Access to other fans (and their opinions) opens, confirms, feeds our biases, notions, loyalties, etc. While we all suspect (and know in our hearts) favoritism in sports broadcasting - it’s supposed to be objective and “above” the masses. Blogs are not - and that’s what makes them fun to read, follow and contribute (to).
Gee, Buzz - you’re concerned your child will grow up reading ‘profane’ and ‘vulgar’ blogs, but not at all worried about him watching his own father spewing language on YouTube that would make a sailor blush? Uh huh.
Of course your career longevity as a sports columnist is limited; can’t you still write books?
He reminded me of someone during that roundtable, but I can’t figure out who. Bobby Knight, maybe?
Some bloggers are journalists. Some like to post dick jokes and call it a day. In many ways, that’s the beauty of the medium. There’s no fear of losing access, no worry about someone editing your work, no deadlines, and (in rare cases) some bloggers can earn rather handsome money for their hard work. All of this can be done without a journalism degree from Northwestern or a tedious internship at the Altoona Mirror…and I think that’s what bothers people like Bissinger and Wilbon the most.
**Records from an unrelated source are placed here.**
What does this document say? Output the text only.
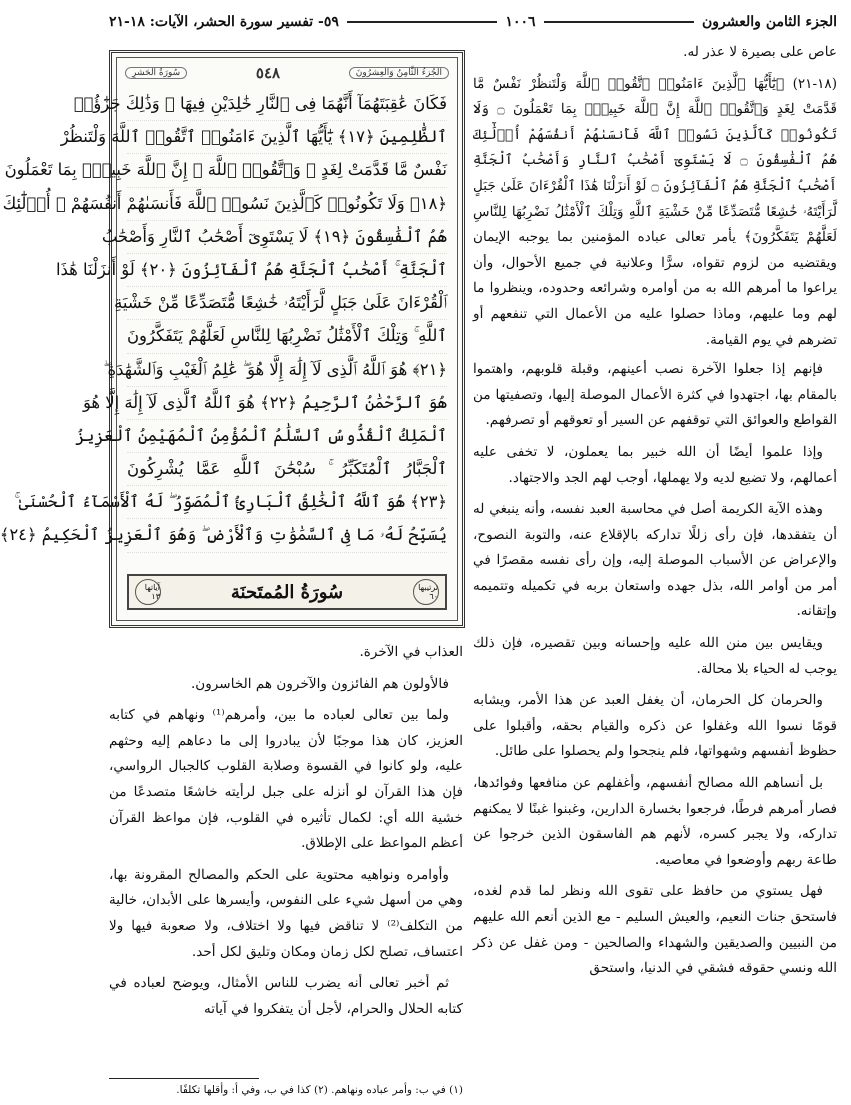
الجزء الثامن والعشرون
١٠٠٦
٥٩- تفسير سورة الحشر، الآيات: ١٨-٢١

عاص على بصيرة لا عذر له.

(١٨-٢١) ﴿يَٰٓأَيُّهَا ٱلَّذِينَ ءَامَنُوا۟ ٱتَّقُوا۟ ٱللَّهَ وَلْتَنظُرْ نَفْسٌ مَّا قَدَّمَتْ لِغَدٍ وَٱتَّقُوا۟ ٱللَّهَ إِنَّ ٱللَّهَ خَبِيرٌۢ بِمَا تَعْمَلُونَ ۝ وَلَا تَكُونُوا۟ كَٱلَّذِينَ نَسُوا۟ ٱللَّهَ فَأَنسَىٰهُمْ أَنفُسَهُمْ أُو۟لَٰٓئِكَ هُمُ ٱلْفَٰسِقُونَ ۝ لَا يَسْتَوِىٓ أَصْحَٰبُ ٱلنَّارِ وَأَصْحَٰبُ ٱلْجَنَّةِ أَصْحَٰبُ ٱلْجَنَّةِ هُمُ ٱلْفَآئِزُونَ ۝ لَوْ أَنزَلْنَا هَٰذَا ٱلْقُرْءَانَ عَلَىٰ جَبَلٍ لَّرَأَيْتَهُۥ خَٰشِعًا مُّتَصَدِّعًا مِّنْ خَشْيَةِ ٱللَّهِ وَتِلْكَ ٱلْأَمْثَٰلُ نَضْرِبُهَا لِلنَّاسِ لَعَلَّهُمْ يَتَفَكَّرُونَ﴾ يأمر تعالى عباده المؤمنين بما يوجبه الإيمان ويقتضيه من لزوم تقواه، سرًّا وعلانية في جميع الأحوال، وأن يراعوا ما أمرهم الله به من أوامره وشرائعه وحدوده، وينظروا ما لهم وما عليهم، وماذا حصلوا عليه من الأعمال التي تنفعهم أو تضرهم في يوم القيامة.

فإنهم إذا جعلوا الآخرة نصب أعينهم، وقبلة قلوبهم، واهتموا بالمقام بها، اجتهدوا في كثرة الأعمال الموصلة إليها، وتصفيتها من القواطع والعوائق التي توقفهم عن السير أو تعوقهم أو تصرفهم.

وإذا علموا أيضًا أن الله خبير بما يعملون، لا تخفى عليه أعمالهم، ولا تضيع لديه ولا يهملها، أوجب لهم الجد والاجتهاد.

وهذه الآية الكريمة أصل في محاسبة العبد نفسه، وأنه ينبغي له أن يتفقدها، فإن رأى زللًا تداركه بالإقلاع عنه، والتوبة النصوح، والإعراض عن الأسباب الموصلة إليه، وإن رأى نفسه مقصرًا في أمر من أوامر الله، بذل جهده واستعان بربه في تكميله وتتميمه وإتقانه.

ويقايس بين منن الله عليه وإحسانه وبين تقصيره، فإن ذلك يوجب له الحياء بلا محالة.

والحرمان كل الحرمان، أن يغفل العبد عن هذا الأمر، ويشابه قومًا نسوا الله وغفلوا عن ذكره والقيام بحقه، وأقبلوا على حظوظ أنفسهم وشهواتها، فلم ينجحوا ولم يحصلوا على طائل.

بل أنساهم الله مصالح أنفسهم، وأغفلهم عن منافعها وفوائدها، فصار أمرهم فرطًا، فرجعوا بخسارة الدارين، وغبنوا غبنًا لا يمكنهم تداركه، ولا يجبر كسره، لأنهم هم الفاسقون الذين خرجوا عن طاعة ربهم وأوضعوا في معاصيه.

فهل يستوي من حافظ على تقوى الله ونظر لما قدم لغده، فاستحق جنات النعيم، والعيش السليم - مع الذين أنعم الله عليهم من النبيين والصديقين والشهداء والصالحين - ومن غفل عن ذكر الله ونسي حقوقه فشقي في الدنيا، واستحق

الجُزءُ الثَّامِنُ وَالعِشرُونَ
٥٤٨
سُورَةُ الحَشرِ
فَكَانَ عَٰقِبَتَهُمَآ أَنَّهُمَا فِى ٱلنَّارِ خَٰلِدَيْنِ فِيهَا ۚ وَذَٰلِكَ جَزَٰٓؤُا۟
ٱلظَّٰلِمِينَ ﴿١٧﴾ يَٰٓأَيُّهَا ٱلَّذِينَ ءَامَنُوا۟ ٱتَّقُوا۟ ٱللَّهَ وَلْتَنظُرْ
نَفْسٌ مَّا قَدَّمَتْ لِغَدٍ ۖ وَٱتَّقُوا۟ ٱللَّهَ ۚ إِنَّ ٱللَّهَ خَبِيرٌۢ بِمَا تَعْمَلُونَ
﴿١٨﴾ وَلَا تَكُونُوا۟ كَٱلَّذِينَ نَسُوا۟ ٱللَّهَ فَأَنسَىٰهُمْ أَنفُسَهُمْ ۚ أُو۟لَٰٓئِكَ
هُمُ ٱلْفَٰسِقُونَ ﴿١٩﴾ لَا يَسْتَوِىٓ أَصْحَٰبُ ٱلنَّارِ وَأَصْحَٰبُ
ٱلْجَنَّةِ ۚ أَصْحَٰبُ ٱلْجَنَّةِ هُمُ ٱلْفَآئِزُونَ ﴿٢٠﴾ لَوْ أَنزَلْنَا هَٰذَا
ٱلْقُرْءَانَ عَلَىٰ جَبَلٍ لَّرَأَيْتَهُۥ خَٰشِعًا مُّتَصَدِّعًا مِّنْ خَشْيَةِ
ٱللَّهِ ۚ وَتِلْكَ ٱلْأَمْثَٰلُ نَضْرِبُهَا لِلنَّاسِ لَعَلَّهُمْ يَتَفَكَّرُونَ
﴿٢١﴾ هُوَ ٱللَّهُ ٱلَّذِى لَآ إِلَٰهَ إِلَّا هُوَ ۖ عَٰلِمُ ٱلْغَيْبِ وَٱلشَّهَٰدَةِ ۖ
هُوَ ٱلرَّحْمَٰنُ ٱلرَّحِيمُ ﴿٢٢﴾ هُوَ ٱللَّهُ ٱلَّذِى لَآ إِلَٰهَ إِلَّا هُوَ
ٱلْمَلِكُ ٱلْقُدُّوسُ ٱلسَّلَٰمُ ٱلْمُؤْمِنُ ٱلْمُهَيْمِنُ ٱلْعَزِيزُ
ٱلْجَبَّارُ ٱلْمُتَكَبِّرُ ۚ سُبْحَٰنَ ٱللَّهِ عَمَّا يُشْرِكُونَ
﴿٢٣﴾ هُوَ ٱللَّهُ ٱلْخَٰلِقُ ٱلْبَارِئُ ٱلْمُصَوِّرُ ۖ لَهُ ٱلْأَسْمَآءُ ٱلْحُسْنَىٰ ۚ
يُسَبِّحُ لَهُۥ مَا فِى ٱلسَّمَٰوَٰتِ وَٱلْأَرْضِ ۖ وَهُوَ ٱلْعَزِيزُ ٱلْحَكِيمُ ﴿٢٤﴾
ترتيبها ٦٠
سُورَةُ المُمتَحنَة
آياتها ١٣

العذاب في الآخرة.

فالأولون هم الفائزون والآخرون هم الخاسرون.

ولما بين تعالى لعباده ما بين، وأمرهم⁽¹⁾ ونهاهم في كتابه العزيز، كان هذا موجبًا لأن يبادروا إلى ما دعاهم إليه وحثهم عليه، ولو كانوا في القسوة وصلابة القلوب كالجبال الرواسي، فإن هذا القرآن لو أنزله على جبل لرأيته خاشعًا متصدعًا من خشية الله أي: لكمال تأثيره في القلوب، فإن مواعظ القرآن أعظم المواعظ على الإطلاق.

وأوامره ونواهيه محتوية على الحكم والمصالح المقرونة بها، وهي من أسهل شيء على النفوس، وأيسرها على الأبدان، خالية من التكلف⁽²⁾ لا تناقض فيها ولا اختلاف، ولا صعوبة فيها ولا اعتساف، تصلح لكل زمان ومكان وتليق لكل أحد.

ثم أخبر تعالى أنه يضرب للناس الأمثال، ويوضح لعباده في كتابه الحلال والحرام، لأجل أن يتفكروا في آياته

(١) في ب: وأمر عباده ونهاهم. (٢) كذا في ب، وفي أ: وأقلها تكلفًا.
These dastardly bloggers haven’t paid their dues and occasionally use bad words — how can anybody reasonably expect a properly trained journalist like me be expected to eat at the same table with one of them? In Bissinger’s mind, every blog is run by Perez Hilton.
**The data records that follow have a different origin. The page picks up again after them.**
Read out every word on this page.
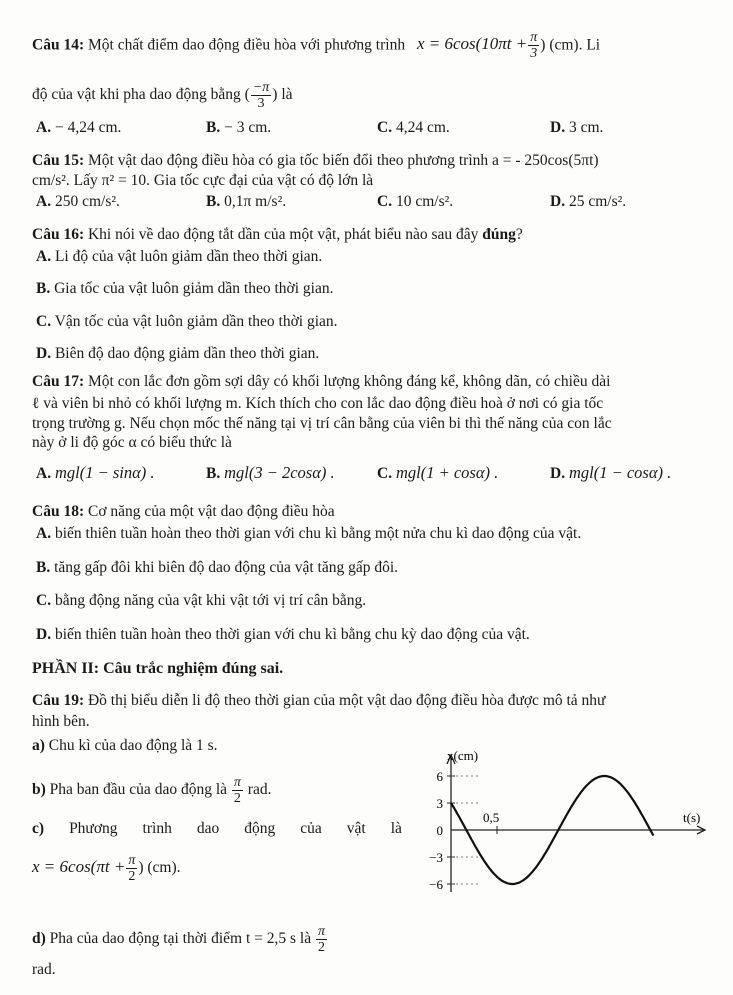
Câu 14: Một chất điểm dao động điều hòa với phương trình $x = 6\cos(10\pi t + \frac{\pi}{3}$ ) (cm). Li
độ của vật khi pha dao động bằng ( $\frac{-\pi}{3}$ ) là
A. − 4,24 cm.	B. − 3 cm.	C. 4,24 cm.	D. 3 cm.
Câu 15: Một vật dao động điều hòa có gia tốc biến đổi theo phương trình a = - 250cos(5πt)
cm/s². Lấy π² = 10. Gia tốc cực đại của vật có độ lớn là
A. 250 cm/s².	B. 0,1π m/s².	C. 10 cm/s².	D. 25 cm/s².
Câu 16: Khi nói về dao động tắt dần của một vật, phát biểu nào sau đây đúng?
A. Li độ của vật luôn giảm dần theo thời gian.
B. Gia tốc của vật luôn giảm dần theo thời gian.
C. Vận tốc của vật luôn giảm dần theo thời gian.
D. Biên độ dao động giảm dần theo thời gian.
Câu 17: Một con lắc đơn gồm sợi dây có khối lượng không đáng kể, không dãn, có chiều dài
ℓ và viên bi nhỏ có khối lượng m. Kích thích cho con lắc dao động điều hoà ở nơi có gia tốc
trọng trường g. Nếu chọn mốc thế năng tại vị trí cân bằng của viên bi thì thế năng của con lắc
này ở li độ góc α có biểu thức là
A. mgl(1 − sinα) .	B. mgl(3 − 2cosα) .	C. mgl(1 + cosα) .	D. mgl(1 − cosα) .
Câu 18: Cơ năng của một vật dao động điều hòa
A. biến thiên tuần hoàn theo thời gian với chu kì bằng một nửa chu kì dao động của vật.
B. tăng gấp đôi khi biên độ dao động của vật tăng gấp đôi.
C. bằng động năng của vật khi vật tới vị trí cân bằng.
D. biến thiên tuần hoàn theo thời gian với chu kì bằng chu kỳ dao động của vật.
PHẦN II: Câu trắc nghiệm đúng sai.
Câu 19: Đồ thị biểu diễn li độ theo thời gian của một vật dao động điều hòa được mô tả như
hình bên.
a) Chu kì của dao động là 1 s.
b) Pha ban đầu của dao động là $\frac{\pi}{2}$ rad.
c) Phương trình dao động của vật là
$x = 6\cos(\pi t + \frac{\pi}{2}$ ) (cm).
d) Pha của dao động tại thời điểm t = 2,5 s là $\frac{\pi}{2}$
rad.
6
3
0
−3
−6
0,5
x(cm)
t(s)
There’s a weird combination of their thinking “I’m way above this kind of crap” and “oh my God, they’re collectively sapping our readership.”
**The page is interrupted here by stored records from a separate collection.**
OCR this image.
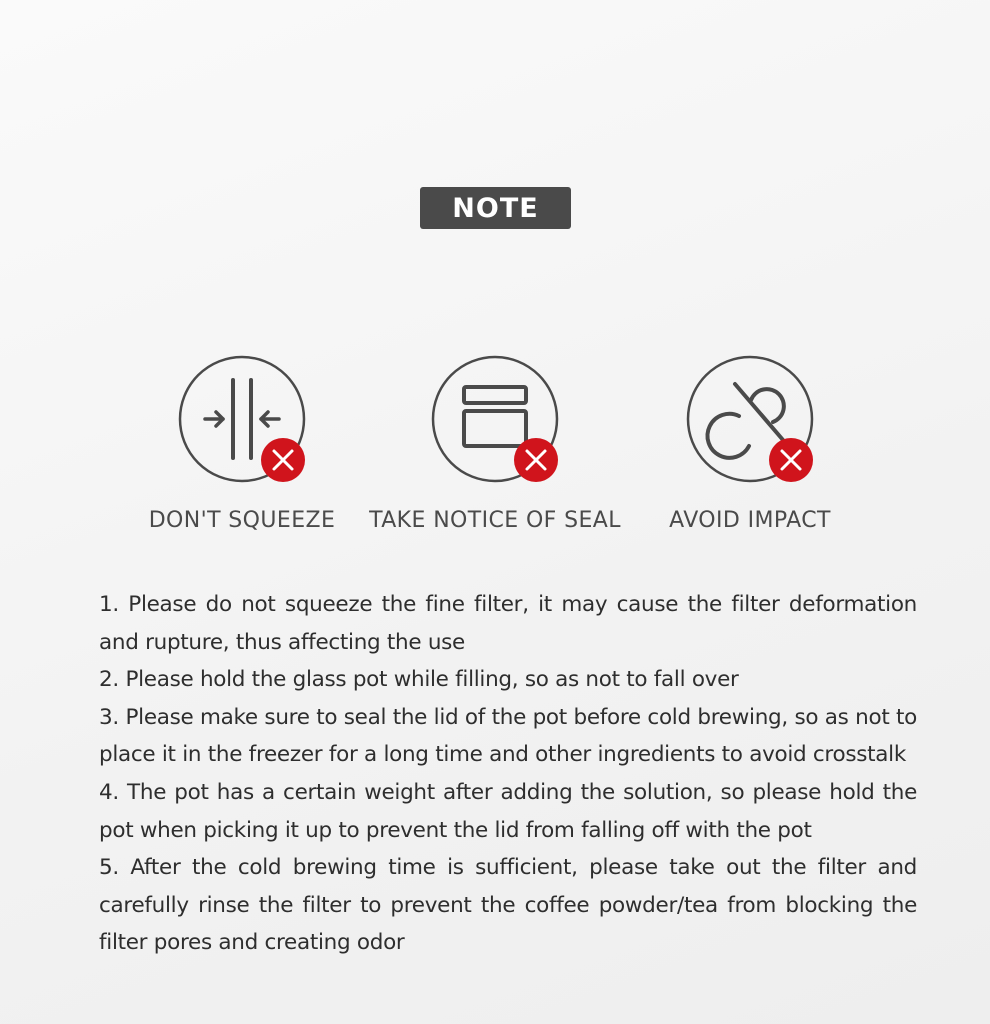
NOTE
DON'T SQUEEZE	TAKE NOTICE OF SEAL	AVOID IMPACT

1. Please do not squeeze the fine filter, it may cause the filter deformation and rupture, thus affecting the use

2. Please hold the glass pot while filling, so as not to fall over

3. Please make sure to seal the lid of the pot before cold brewing, so as not to place it in the freezer for a long time and other ingredients to avoid crosstalk

4. The pot has a certain weight after adding the solution, so please hold the pot when picking it up to prevent the lid from falling off with the pot

5. After the cold brewing time is sufficient, please take out the filter and carefully rinse the filter to prevent the coffee powder/tea from blocking the filter pores and creating odor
“Run Up The Score.” You’ll come for the Penn State Football, you’ll stay for the all you can eat turn sandwiches
One additional point is how the debate featured on Costas’ show dovetails with Chomsky’s discussion of language and politics. Specifically how in the hard sciences, people care not for your qualifications but rather they care whether you can add something substantive to the academic discussion (e.g. Chomsky’s speaking on the topic of mathematic linguistics - while he is not a mathematician, the math geeks are still intereste in what he as to say and whether he can add something to the dialogue).
However, in the fields that may be considered less rich in intellectual substance (economics, political science, football even), people’s viewpoints will often be attacked not on the basis of their substance, but on the basis of the speaker’s credentials to make the comment. The irony of this is that these fields all deal with social realities in which we all deal on a daily basis, yet somehow because of a lack of advanced economics training, political experience, or a press pass, the opnions and thoughts are assailed without even a cursory pass over the substance.
This is what I am thinking when I hear Buzz’s rant. He assails Deadspin for being a blog, for lacking press credentials, for not having an editor. These are all functions of what Deadspin and other blogs are and are, as such, assaults on their credentials. The one point he raises that approached validity is the “meanness” argument. But he undermines his own statement by pointing out the comments on the blog - work of independent posters and not the blogger. Even if he had properly stayed the course of the meanness argument, the Deadspin guys (and all bloggers) could respond with, of course it seems mean to you - you are a sycophantic, front-office bootlicker, team buffet eating, jock-sniffing scrub. Of course, that would make the blogger “mean”.
Or simply a candid observer of the state of contemporary sports coverage.